Church On The Moon (2011)

Futuristic, funkdafied and full of praise and worship: if you have a hard time connecting those adjectives with sanctified music, then perhaps you’ve never heard the phenomenal Deitrick Haddon. Ever since his professional debut in the 1995 with The Voices of Unity, the 37-year-old Detroit native has taken his elastic vocal range and enthusiastically-eclectic production style beyond his home church to a worldwide audience. Church on the Moon, his first musical project in nearly three years, is one of Mr. Haddon’s most imaginative offerings yet, blending spiritual and soulful messages of hope and healing that will move practically anyone within hearing range.

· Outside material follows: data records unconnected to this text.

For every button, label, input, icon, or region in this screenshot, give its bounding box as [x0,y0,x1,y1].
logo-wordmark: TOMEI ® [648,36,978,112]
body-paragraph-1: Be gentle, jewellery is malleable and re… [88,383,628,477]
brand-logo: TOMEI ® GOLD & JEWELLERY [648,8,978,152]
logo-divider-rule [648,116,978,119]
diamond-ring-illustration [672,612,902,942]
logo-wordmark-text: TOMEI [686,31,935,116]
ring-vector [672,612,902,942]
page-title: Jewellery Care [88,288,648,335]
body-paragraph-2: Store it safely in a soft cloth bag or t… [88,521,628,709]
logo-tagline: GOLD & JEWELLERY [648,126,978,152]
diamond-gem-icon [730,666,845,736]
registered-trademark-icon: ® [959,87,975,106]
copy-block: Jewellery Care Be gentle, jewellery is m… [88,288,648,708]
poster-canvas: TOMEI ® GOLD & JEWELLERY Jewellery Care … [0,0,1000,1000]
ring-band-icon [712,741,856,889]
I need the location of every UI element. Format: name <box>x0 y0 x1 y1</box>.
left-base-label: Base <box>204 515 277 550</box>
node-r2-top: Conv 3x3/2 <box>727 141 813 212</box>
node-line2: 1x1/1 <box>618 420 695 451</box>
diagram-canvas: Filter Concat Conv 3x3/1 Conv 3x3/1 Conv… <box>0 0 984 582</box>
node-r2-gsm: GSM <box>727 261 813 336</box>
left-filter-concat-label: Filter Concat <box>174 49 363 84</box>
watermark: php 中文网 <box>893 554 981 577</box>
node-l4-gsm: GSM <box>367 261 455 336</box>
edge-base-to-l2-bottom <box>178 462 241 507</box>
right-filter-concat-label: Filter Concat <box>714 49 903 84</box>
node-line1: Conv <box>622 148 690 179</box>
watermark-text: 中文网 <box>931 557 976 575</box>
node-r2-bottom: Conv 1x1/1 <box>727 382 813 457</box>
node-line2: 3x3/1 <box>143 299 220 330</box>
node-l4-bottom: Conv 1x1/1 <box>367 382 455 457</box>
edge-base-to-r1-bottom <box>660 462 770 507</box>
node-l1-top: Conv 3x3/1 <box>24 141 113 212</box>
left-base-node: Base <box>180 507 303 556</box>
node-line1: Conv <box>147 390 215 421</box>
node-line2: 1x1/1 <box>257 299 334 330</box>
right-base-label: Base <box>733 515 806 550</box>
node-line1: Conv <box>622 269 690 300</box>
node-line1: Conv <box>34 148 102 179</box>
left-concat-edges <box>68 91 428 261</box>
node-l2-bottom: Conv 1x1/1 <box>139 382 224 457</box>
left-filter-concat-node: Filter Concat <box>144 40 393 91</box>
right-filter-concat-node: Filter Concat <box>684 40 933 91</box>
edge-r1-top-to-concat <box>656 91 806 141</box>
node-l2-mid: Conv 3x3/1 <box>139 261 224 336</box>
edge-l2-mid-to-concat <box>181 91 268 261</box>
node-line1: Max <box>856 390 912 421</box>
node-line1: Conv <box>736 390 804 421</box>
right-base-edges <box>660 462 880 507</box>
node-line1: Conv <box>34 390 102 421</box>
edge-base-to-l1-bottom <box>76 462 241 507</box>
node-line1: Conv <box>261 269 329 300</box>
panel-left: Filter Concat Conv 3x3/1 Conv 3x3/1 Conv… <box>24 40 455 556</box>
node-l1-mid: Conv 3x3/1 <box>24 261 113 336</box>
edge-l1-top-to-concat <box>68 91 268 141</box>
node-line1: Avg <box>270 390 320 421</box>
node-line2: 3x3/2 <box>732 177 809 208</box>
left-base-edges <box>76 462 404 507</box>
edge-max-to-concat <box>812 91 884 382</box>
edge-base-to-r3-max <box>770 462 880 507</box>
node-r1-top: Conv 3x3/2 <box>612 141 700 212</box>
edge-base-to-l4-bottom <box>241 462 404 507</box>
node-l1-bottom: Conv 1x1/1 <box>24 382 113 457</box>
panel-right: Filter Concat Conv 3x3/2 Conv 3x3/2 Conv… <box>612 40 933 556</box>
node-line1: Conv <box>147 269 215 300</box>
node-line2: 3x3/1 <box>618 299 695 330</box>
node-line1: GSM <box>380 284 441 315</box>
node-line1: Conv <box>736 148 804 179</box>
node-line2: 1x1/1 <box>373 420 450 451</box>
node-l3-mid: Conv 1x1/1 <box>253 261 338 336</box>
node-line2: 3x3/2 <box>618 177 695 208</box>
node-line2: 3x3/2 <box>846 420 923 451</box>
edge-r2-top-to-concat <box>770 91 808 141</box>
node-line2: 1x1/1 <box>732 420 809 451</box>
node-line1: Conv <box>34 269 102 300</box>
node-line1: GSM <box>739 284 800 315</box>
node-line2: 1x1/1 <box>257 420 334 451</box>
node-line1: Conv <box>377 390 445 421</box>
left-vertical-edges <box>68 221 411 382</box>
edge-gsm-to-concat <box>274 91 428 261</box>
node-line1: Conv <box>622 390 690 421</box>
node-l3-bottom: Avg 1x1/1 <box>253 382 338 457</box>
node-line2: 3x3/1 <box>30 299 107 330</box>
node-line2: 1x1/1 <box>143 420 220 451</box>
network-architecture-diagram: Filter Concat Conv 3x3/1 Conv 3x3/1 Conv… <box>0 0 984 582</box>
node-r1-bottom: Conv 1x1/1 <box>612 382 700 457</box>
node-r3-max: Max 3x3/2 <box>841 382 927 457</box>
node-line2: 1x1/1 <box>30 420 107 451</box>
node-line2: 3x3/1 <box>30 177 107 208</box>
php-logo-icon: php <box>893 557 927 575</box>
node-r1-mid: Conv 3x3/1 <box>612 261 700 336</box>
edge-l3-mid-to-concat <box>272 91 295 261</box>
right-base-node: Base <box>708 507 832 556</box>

With 19 tracks, ….Moon is an ambitious undertaking, but thanks to his prowess, it’s a creatively cohesive one, pairing conventional-sounding songs with more modern offerings. The first single, “Well Done,” is a fervent plea to leave his sins behind to join his Heavenly Father after he passes on: “I just want to cross the river, I want to be free from sin/… and when this life is over, I just want to have eternal life.” “You Are My Strength,” which could be about his Lord or his woman, pours out the contents of his heart as he offers praise for that person’s devotion to his life: “When I felt like dying, you made me feel better/took me by the hand, and told me ‘we can make it through this together.'” And one would have to ice in his or her veins not to feel the redemptive power of “Baby You’re a Star,” an uplifting anthem for those feeling beat up by life’s choices and seeking His approval and grace: “But because you’ve had some setbacks in your life, it doesn’t you should let, just let your dreams die/ Baby you’re a star, don’t you know who you are? Don’t you let nobody tell you nothing different/from what you know is in your heart.”  

Is all choirs, crooning and keyboards? Not quite. He wouldn’t be the Deitrick that fans have come to know and love if he didn’t bring the jams, and that’s what the first half of …Moon is: “Power,” with Fred Jerkins behind the boards, is an infectious techno-funk hybrid that echoes Mary Mary’s “God In Me” as it tells the envious to get connected to his Higher Source: “…Don’t look at my whip and look at my crib, thinkin’ this life’s easy, had to walk by faith and had to struggle everyday to get to the point you see /This life I’m living is a battlefield, when it comes against me, I’ve got my shield/ don’t get it twisted, the enemy’s real and he don’t want to see us win.” A hard-hitting hip-hop track is what anchors the message in “Reppin’ The Kingdom,” an Auto-Tuned and ‘chopped-n-screwed’ track featuring Tye Tribbet, J. Moss, Canton Jones and the rap debut of Deitrick’s cousin, T-Haddy, while his wife, Demetria, joins him on the trippy-pop duet “Save Somebody.” If there was ever an anti-groupie song created, it would “Fighting Temptation,” where Deitrick outright tells a temptress to take her goodies and get gone: “Can’t believe what I’m seeing, I’m speechless, all I see is your booty and cleavage/you’re just trying to find my weakness, and I’m determined to pass your test.”

Bold, brilliant and never boring, ….Moon demonstrates that Deitrick Haddon is a performer unwilling to rest on his stellar past achievements, one who uses each project to reach new souls and to strengthen the conviction of believers already on the team. Except for the fact that there’s waaaay too much Auto-Tune present throughout (which is unnecessary, gimmicky and annoying, considering that everyone can actually sing), there’s no reason why this CD shouldn’t cement his superstar status and enable this newly-anointed pastor (of Detroit’s Kingdom Culture Church) to continue spreading the Good Word across the generations.  Church on the Moon will take listeners off the beaten path, but like the title indicates, the music is out of this world and guaranteed to send folks into orbit. Enthusiastically recommended.